We are given that $o(a) = n$ and that $a^m = e$. We want to show that $n \mid m$.

By the Division Algorithm, we can divide $m$ by $n$ to find a unique integer quotient $q$ and a unique integer remainder $r$:

$$ m = nq + r, \quad \text{where } 0 \le r < n $$

Now, we use the given fact that $a^m = e$ and substitute our expression for $m$:

$$ a^{nq+r} = e $$

Using the rules of exponents for group elements, we can rewrite the left side:

$$ (a^n)^q \cdot a^r = e $$

By the definition of the order of $a$, we know that $a^n = e$. Substituting this into our equation gives:

$$ (e)^q \cdot a^r = e $$ $$ e \cdot a^r = e $$ $$ a^r = e $$

This result, $a^r = e$, is critical. The Division Algorithm also tells us that the remainder $r$ must be in the range $0 \le r < n$.

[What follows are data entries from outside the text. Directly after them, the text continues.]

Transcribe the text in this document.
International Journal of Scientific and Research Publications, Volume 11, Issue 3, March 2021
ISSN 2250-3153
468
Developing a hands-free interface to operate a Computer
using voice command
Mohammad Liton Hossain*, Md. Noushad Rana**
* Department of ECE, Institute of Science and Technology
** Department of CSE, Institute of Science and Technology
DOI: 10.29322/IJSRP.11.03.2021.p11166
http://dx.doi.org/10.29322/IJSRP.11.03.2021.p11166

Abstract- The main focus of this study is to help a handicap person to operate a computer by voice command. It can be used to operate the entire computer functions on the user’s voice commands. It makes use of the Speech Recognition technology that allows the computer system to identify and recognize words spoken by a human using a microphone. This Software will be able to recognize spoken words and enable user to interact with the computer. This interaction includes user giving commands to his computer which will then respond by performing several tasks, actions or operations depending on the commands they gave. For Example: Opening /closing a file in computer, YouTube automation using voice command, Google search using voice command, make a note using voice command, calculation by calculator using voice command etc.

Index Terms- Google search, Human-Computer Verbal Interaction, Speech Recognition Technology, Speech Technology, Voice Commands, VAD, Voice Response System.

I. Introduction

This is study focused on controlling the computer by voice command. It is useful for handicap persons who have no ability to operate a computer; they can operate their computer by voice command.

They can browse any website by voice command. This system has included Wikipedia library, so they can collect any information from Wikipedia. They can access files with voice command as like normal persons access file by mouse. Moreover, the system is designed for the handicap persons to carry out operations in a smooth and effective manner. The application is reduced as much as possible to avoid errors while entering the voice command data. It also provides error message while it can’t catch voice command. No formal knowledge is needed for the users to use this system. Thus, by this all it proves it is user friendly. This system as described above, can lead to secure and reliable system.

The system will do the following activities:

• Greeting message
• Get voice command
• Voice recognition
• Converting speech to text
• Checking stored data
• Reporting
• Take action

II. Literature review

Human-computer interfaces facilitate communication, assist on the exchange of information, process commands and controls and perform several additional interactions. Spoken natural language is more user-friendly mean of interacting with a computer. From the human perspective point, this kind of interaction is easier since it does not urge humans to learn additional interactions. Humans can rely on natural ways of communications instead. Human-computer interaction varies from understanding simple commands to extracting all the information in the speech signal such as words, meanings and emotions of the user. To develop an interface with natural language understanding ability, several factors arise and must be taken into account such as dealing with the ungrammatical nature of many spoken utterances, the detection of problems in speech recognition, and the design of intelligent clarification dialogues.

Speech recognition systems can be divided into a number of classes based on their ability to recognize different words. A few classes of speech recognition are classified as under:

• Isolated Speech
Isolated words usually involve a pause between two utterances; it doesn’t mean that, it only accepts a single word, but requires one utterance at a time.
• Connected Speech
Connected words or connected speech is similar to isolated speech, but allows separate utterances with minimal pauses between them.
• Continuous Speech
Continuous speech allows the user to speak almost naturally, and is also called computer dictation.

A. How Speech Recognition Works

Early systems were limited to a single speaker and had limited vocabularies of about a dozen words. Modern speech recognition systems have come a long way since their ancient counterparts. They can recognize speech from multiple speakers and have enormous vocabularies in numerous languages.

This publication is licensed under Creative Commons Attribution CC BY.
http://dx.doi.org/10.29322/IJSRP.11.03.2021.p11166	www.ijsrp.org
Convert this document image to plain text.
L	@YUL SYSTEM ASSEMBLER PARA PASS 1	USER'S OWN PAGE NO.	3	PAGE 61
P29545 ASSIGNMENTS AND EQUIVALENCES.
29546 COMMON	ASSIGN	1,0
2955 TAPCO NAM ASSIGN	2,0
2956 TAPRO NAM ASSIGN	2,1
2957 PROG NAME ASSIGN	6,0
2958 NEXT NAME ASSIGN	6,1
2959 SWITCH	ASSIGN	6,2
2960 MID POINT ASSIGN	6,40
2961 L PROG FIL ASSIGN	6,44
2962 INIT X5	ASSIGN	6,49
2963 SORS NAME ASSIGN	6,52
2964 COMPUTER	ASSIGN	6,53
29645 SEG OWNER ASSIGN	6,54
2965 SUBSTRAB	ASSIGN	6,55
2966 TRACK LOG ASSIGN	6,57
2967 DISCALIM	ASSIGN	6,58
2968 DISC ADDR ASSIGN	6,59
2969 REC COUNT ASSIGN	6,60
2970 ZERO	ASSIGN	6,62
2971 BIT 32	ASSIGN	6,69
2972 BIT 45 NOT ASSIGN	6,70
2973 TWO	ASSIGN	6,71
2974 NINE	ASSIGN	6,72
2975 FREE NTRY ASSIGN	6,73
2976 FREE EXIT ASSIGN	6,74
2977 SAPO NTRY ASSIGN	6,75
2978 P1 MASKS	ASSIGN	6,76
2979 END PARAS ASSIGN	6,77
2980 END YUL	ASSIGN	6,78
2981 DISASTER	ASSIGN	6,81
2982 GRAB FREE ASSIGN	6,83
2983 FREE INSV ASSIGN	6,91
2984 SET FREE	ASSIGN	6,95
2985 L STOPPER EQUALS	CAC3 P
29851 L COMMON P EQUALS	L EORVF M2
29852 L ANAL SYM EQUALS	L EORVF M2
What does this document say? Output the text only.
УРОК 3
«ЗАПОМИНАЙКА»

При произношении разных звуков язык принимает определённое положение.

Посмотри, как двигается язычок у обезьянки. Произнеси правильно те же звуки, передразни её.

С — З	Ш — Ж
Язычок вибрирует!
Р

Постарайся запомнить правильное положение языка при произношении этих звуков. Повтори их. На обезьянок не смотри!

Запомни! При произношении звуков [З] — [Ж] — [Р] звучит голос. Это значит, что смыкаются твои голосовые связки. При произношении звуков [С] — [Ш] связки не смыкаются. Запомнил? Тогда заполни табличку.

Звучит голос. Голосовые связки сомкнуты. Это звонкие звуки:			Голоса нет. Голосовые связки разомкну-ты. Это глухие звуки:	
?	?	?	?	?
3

However, $n$ is defined as the smallest positive integer for which $a^n = e$. If $r$ were a positive integer less than $n$, it would contradict the definition of $n$. Therefore, the only possibility within the allowed range for $r$ is that $r$ must be 0.

Since $r=0$, our original equation from the Division Algorithm becomes:

$$ m = nq + 0 \quad \implies \quad m = nq $$

This shows that $m$ is an integer multiple of $n$. By definition, this means that $n$ divides $m$.

Conclusion

We have successfully shown that if $o(a)=n$ and $a^m=e$, then $n \mid m$.